Research & Papers

From Consensus to Split Decisions: ABC-Stratified Sentiment in Holocaust Oral Histories

Research shows off-the-shelf AI sentiment classifiers disagree 60% of the time on sensitive historical testimony.

Deep Dive

A new computational linguistics study reveals significant challenges in applying AI sentiment analysis to sensitive historical narratives. Researcher Daban Q. Jaff tested three off-the-shelf transformer-based sentiment classifiers on a massive corpus of 107,305 utterances from Holocaust oral histories, finding that models frequently disagree—particularly when determining what constitutes neutral sentiment in complex, emotionally layered testimony.

To address this uncertainty, the paper introduces an ABC (agreement-based stability) taxonomy that categorizes model outputs based on their level of consensus. This framework helps researchers identify where sentiment models are most reliable versus where they diverge systematically. The study also employs a T5-based emotion classifier as an auxiliary tool, comparing emotion distributions across different agreement strata to better understand the nature of model disagreements.

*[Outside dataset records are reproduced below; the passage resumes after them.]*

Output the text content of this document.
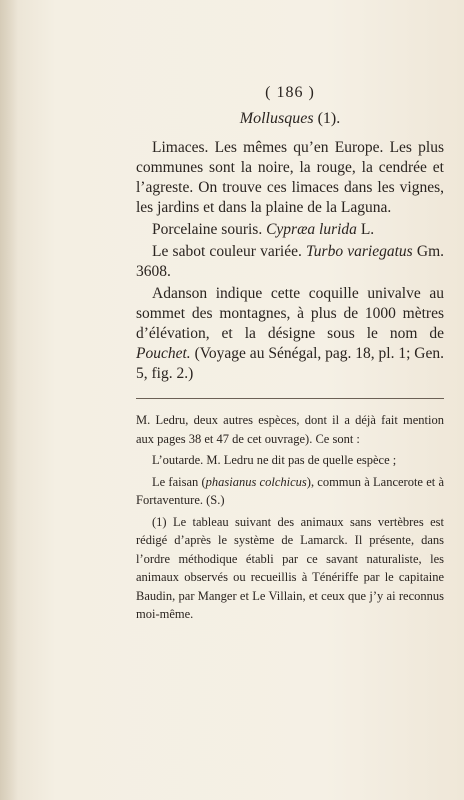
( 186 )
Mollusques (1).

Limaces. Les mêmes qu’en Europe. Les plus communes sont la noire, la rouge, la cendrée et l’agreste. On trouve ces limaces dans les vignes, les jardins et dans la plaine de la Laguna.

Porcelaine souris. Cypræa lurida L.

Le sabot couleur variée. Turbo variegatus Gm. 3608.

Adanson indique cette coquille univalve au sommet des montagnes, à plus de 1000 mètres d’élévation, et la désigne sous le nom de Pouchet. (Voyage au Sénégal, pag. 18, pl. 1; Gen. 5, fig. 2.)

M. Ledru, deux autres espèces, dont il a déjà fait mention aux pages 38 et 47 de cet ouvrage). Ce sont :

L’outarde. M. Ledru ne dit pas de quelle espèce ;

Le faisan (phasianus colchicus), commun à Lancerote et à Fortaventure. (S.)

(1) Le tableau suivant des animaux sans vertèbres est rédigé d’après le système de Lamarck. Il présente, dans l’ordre méthodique établi par ce savant naturaliste, les animaux observés ou recueillis à Ténériffe par le capitaine Baudin, par Manger et Le Villain, et ceux que j’y ai reconnus moi-même.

The findings highlight the limitations of current AI sentiment tools when applied to domain-shifted, long-form narratives with complex discourse structures. By combining multi-model label triangulation with the ABC taxonomy, the research provides a more cautious, operational framework for using AI in historical analysis—one that acknowledges uncertainty rather than presenting false confidence in model outputs.

Key Points
  • Tested 3 transformer-based sentiment classifiers on 107,305 Holocaust testimony utterances
  • Found low-to-moderate inter-model agreement (60% disagreement rate) driven by neutral sentiment boundaries
  • Introduced ABC taxonomy framework for categorizing model stability in sensitive historical contexts

Why It Matters

Highlights AI's current limitations for analyzing complex human narratives and provides frameworks for more responsible historical analysis.